# British shorthair wanted



## SpringerHusky (Nov 6, 2008)

I will be moving out sometime this year and my two dogs will be coming with me so forth my mum's asked me to keep an ear out for a another cat. We currently have a turkish van x siamese nueterd male.

My mum is really after a silver or blue colour and would rather not have a kitten.

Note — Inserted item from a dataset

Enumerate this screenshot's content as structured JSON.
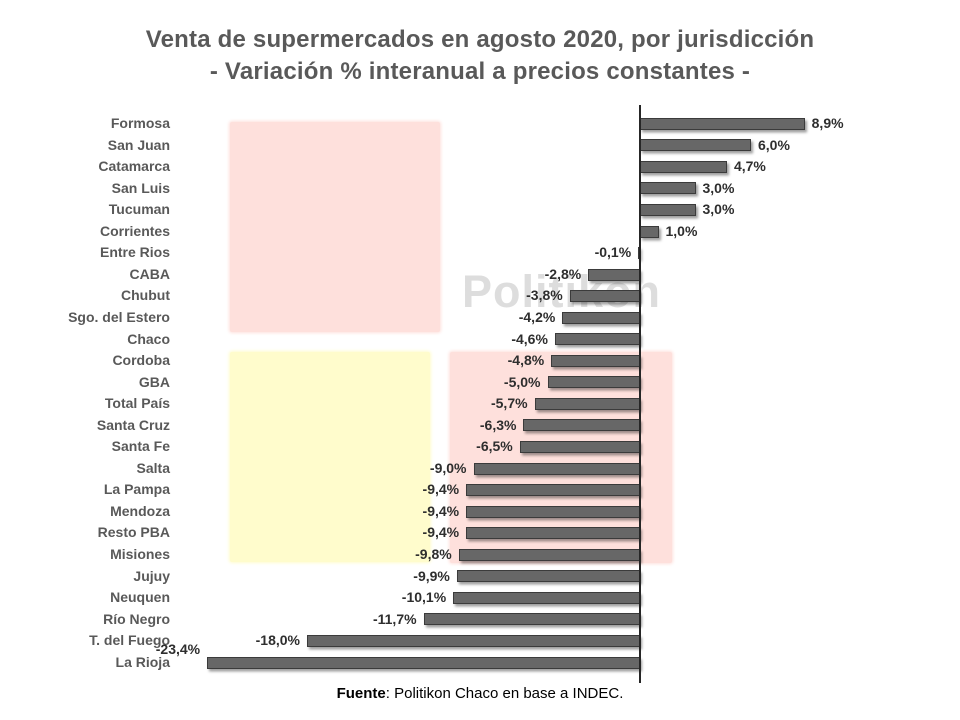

I know we can't rehome one now but I was wondering if someone knew somewhere that maybe gets them in on occasion or so? (well technically we could but my mum thinks it will be hard to find a cat BHS that could live with dogs and it may be better once i'm gone)

Thanks :biggrin5:


----------



## Beardy (Jun 4, 2008)

Well, your Mum is wrong:hand:............I have a BSH female. I emailed a few local breeders, I didn't want a kitten, it needed to get on with dogs. I have a GSD & a terrier. Luckily I found 'Lily', she was used to labradoodles, so was absolutely fine with the GSD, it was the terrier she wasn't too sure of. She is a lovely, friendly cat. I paid £100 for her & the breeder/owner had her spayed before I took her, she was also fully inoculated. I suggest you get searching. I had loads of replies from breeders looking for good homes for older cats.


----------



## SpringerHusky (Nov 6, 2008)

Wow that's awesome, yes a neighbor said they did the same and reccomended a magazine though we coulden't find it but hers aparently was used to dogs too. That's awesome thank you and lily is a very pretty cat


----------